Other people started the Internet. The military started off with DARPA. Just like General Eisenhower had to use the threat of military action on our own soil to push through funding for the interstate highway system, it was the threat of nuclear disaster that let the government come up with an inter-network of communication technology.
Well, we aren’t even close to tapping all the possibilities DARPA started, now become the world wide web, that trinity of double-yoos. It’s my internet. I’ll share it with the rest of you, but it is mine like the air I breathe.
Grizzled military contractors in their 60s will scoff at me, but I was an early adopter of the DARPA enterprise. My college had a system that connected up with it, and I latched on like a leech to that possibility of communicating with interesting people. I spent hours and hours chatting via green glowing text with all the other people who lived by the light of the computer lab monitors. It was 1990 and no one had heard of e-mail.

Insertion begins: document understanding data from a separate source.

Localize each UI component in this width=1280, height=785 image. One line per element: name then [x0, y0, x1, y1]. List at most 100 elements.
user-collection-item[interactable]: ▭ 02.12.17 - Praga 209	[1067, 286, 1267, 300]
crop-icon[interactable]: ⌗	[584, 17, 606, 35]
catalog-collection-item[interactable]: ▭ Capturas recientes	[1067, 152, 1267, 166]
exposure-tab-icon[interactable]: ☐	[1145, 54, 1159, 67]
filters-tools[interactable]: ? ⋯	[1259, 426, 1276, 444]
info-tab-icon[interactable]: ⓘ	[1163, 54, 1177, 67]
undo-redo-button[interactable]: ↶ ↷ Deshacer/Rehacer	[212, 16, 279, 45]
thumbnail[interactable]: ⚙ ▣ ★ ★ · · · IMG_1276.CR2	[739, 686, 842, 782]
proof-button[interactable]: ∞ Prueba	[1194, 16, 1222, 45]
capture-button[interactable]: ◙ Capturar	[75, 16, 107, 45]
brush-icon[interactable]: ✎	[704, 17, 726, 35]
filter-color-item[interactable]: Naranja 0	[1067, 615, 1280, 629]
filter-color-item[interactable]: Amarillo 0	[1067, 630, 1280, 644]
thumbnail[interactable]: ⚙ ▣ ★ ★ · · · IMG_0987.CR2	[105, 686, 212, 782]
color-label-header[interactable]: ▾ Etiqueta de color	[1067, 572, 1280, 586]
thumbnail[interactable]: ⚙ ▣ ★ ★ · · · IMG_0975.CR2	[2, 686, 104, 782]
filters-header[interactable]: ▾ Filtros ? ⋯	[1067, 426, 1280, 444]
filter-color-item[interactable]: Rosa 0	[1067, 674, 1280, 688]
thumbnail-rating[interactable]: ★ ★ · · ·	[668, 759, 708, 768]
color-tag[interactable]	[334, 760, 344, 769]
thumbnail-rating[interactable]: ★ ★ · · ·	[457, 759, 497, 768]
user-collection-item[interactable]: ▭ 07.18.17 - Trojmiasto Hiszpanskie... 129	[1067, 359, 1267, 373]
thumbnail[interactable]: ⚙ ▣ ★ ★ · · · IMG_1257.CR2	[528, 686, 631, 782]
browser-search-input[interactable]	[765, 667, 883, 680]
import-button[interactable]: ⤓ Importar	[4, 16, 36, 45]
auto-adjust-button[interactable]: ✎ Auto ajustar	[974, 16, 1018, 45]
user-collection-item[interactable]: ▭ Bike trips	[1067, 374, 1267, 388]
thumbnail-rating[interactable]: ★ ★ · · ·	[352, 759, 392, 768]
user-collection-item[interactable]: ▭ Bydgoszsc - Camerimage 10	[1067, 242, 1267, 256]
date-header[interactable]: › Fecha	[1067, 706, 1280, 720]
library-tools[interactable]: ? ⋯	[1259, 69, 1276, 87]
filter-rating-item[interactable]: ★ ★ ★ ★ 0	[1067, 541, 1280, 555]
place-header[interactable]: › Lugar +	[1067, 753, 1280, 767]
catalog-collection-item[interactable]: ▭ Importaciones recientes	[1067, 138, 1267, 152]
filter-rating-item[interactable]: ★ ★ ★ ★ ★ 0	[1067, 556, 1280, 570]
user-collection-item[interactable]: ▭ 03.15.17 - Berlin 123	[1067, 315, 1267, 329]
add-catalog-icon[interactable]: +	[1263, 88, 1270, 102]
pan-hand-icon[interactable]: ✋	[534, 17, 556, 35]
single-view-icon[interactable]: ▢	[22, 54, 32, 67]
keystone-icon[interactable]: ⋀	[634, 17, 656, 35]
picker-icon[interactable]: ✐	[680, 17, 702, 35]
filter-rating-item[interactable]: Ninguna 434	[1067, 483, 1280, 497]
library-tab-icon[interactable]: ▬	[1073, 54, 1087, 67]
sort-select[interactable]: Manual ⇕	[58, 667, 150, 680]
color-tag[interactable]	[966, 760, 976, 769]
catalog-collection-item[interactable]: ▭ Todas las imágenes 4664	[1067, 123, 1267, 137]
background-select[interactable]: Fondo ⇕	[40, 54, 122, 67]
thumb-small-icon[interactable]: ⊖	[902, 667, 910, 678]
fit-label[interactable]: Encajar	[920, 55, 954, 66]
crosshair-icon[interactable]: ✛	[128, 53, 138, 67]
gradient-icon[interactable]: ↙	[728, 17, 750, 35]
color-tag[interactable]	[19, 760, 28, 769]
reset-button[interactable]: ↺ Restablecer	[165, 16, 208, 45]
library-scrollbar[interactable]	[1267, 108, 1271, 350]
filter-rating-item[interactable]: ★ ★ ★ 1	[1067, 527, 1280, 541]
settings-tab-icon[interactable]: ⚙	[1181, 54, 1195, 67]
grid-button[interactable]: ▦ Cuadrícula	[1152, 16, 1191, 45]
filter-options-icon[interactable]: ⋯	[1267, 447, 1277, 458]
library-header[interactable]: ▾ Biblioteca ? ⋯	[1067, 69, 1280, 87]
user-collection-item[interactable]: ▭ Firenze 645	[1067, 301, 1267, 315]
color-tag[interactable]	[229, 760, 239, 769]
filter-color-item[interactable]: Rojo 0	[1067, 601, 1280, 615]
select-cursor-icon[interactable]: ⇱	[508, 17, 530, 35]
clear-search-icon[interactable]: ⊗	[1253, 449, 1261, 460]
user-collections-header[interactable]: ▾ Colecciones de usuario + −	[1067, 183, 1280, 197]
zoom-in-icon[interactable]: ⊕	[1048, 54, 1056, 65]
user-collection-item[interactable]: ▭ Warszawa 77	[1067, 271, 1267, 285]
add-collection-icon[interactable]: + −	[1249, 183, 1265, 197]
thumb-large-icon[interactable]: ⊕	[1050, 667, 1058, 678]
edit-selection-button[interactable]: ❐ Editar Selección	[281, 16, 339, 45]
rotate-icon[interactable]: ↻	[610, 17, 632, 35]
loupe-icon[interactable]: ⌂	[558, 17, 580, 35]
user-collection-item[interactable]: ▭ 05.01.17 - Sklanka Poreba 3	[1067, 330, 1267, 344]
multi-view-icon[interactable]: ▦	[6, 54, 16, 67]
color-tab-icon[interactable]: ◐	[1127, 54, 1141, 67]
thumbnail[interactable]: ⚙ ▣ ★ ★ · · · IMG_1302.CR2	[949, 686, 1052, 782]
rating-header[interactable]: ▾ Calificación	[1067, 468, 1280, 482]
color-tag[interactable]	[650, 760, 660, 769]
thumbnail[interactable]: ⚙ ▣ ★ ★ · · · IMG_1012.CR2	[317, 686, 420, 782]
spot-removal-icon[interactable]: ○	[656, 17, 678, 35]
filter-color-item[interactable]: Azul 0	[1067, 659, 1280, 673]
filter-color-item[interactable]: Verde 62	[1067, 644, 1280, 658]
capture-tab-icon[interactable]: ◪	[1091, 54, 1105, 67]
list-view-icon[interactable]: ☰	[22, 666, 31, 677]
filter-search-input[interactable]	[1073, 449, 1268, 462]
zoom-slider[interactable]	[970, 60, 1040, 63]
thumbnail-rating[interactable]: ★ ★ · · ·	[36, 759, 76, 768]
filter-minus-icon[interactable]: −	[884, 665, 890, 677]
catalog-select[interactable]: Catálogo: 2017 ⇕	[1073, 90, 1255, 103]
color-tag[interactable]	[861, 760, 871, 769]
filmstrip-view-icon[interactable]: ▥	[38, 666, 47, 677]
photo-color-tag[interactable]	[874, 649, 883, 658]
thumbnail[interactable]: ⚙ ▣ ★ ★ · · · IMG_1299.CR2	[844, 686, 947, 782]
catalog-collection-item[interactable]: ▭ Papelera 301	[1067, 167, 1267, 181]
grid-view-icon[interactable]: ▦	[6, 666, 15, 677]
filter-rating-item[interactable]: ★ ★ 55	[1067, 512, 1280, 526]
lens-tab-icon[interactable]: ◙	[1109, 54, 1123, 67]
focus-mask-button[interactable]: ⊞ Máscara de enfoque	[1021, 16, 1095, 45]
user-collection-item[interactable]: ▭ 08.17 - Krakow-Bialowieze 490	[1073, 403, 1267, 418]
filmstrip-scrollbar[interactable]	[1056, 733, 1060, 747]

Back in the college days, I learned nothing about computers. I mean, nothing. I knew to hit the enter key when I was done, but not much more than that. I did ask for help to understand, I did. But I can’t help it if the nerd boys in the lab dissolved into blushing confusion when I asked them to explain. They just found it easier to do it for me. Speaking face to face with a freshman coed was too much.
I repented at my leisure for not asking more questions.
But look at us now! In a satisfyingly ironic twist, I now work as a video conferencing professional. I have progressed to a pretty darn sophisticated method of e-communication.
And email and the Internet are huge and getting bigger every day. I have been able to take my English major writing ambitions and get my stuff out there. I have my own blog, and I even have been a major contributor to starting up this cool website, Blogcritics.
I heard about BC, and it fit exactly what I wanted at the time. It was a place that was designed to get more of an audience than my own little webpage. Okay, so I really didn’t see how it could actually make a profit, but I was living in Silicon Valley at the time and had seen about 10 bazillion start up companies with worse ideas. Funding wasn’t my problem. BC was a place where I could be published and be read by more than just my mother. And I was thankful to Eric Olsen and Philip Winn for giving me that chance.
I practiced the art of writing, doing tons of reviews of whatever came across my path. I got pretty competitive with other writers, wanting to stay in the top ten frequent posters. It was fun! I admit I tossed off some posts that were fairly content-free at times. But then, I also composed some really great bits on Blogcritics.
Lo and behold. I got to be a significantly better writer, through the process of exercising that writing muscle. I wrote and wrote and finally began to work on some projects that were bigger than a website could hold.
I outgrew my blog. I was struggling out of the chrysalis and discovered that I didn’t have a home there anymore.
Which is not to say I don’t still enjoy tossing off the occasional posts on my blog. And whenever appropriate I cross-post to BC. But, as a writer, I’m in a different space. Doing reviews of things doesn’t interest me as much. I have my own things to say.
Okay, so, while I benched myself, the game goes on. BC has become a force, winning awards and attracting new contributors and becoming positively successful and viable. Way to go!
Now I am in the terrifying position of having completed—or nearly completed, there is still the last editing—a longer book-project. In giving myself a shake to look around at how to position my book in the market, I remembered my old stomping ground. Blogcritics would be a site to be seen on, so I could get some publicity as an author and sell some books.
So, I started posting a few things, and tossed off a review that I didn’t put that much effort into. I knew it was short, but it was the sort of thing I would have thrown up in my old competitive-to-be-a-top poster days.
I was shocked to get this reply from Connie Phillips:
“I wanted to drop you an email to let you know I have put a hold on the article you have in pending…You have a really intetersting seedling started here, and I’d love to see you expand on your thoughts just a bit. Give a little bit more information about the CD itself, or…”
Seedling indeed! Who did this person think she was? I stewed around about it. Hmph! What was wrong with my post? What were other people posting anyway?
I went back to the site and did some reading on the music section. I saw post after post of lengthy reviews, full of interesting info and opinions about the album and artists.
Wow. Blogcritics sure has come a long way.
Connie had the annoying quality of being right. I knew I had done a half-assed review, but I arrogantly thought that half-assed was good enough for the Internet.
Not so, my friends. We complain all the time about the sucky state of old guard journalism, and the dividing lines being blurred. The stuffy suits in the Times and News towers say that they have the right to be right, that they are more professional and accuse us bloggers of poor spelling and merely opinionating.
Well, I’m no Instapundit, but I have the right to be right as much as anybody.
However, the bar has been raised and we who have the soapbox have the responsibility. Here on the World Wide Web, we have the generational turnover of fruit flies. Been on the web two years? You’re the elder statesman! No more screwing around. “Good enough” isn’t good enough anymore.
The “child” I helped in my small way to bring into the world grew up to tell me to get with the times. Now that I’m over the shock, I’m really proud.
Fact is, I will probably never be as frequent a poster as I was in the early years, but I will never again take this forum lightly. With my right hand raised, I swear I will always and forevermore spell-check.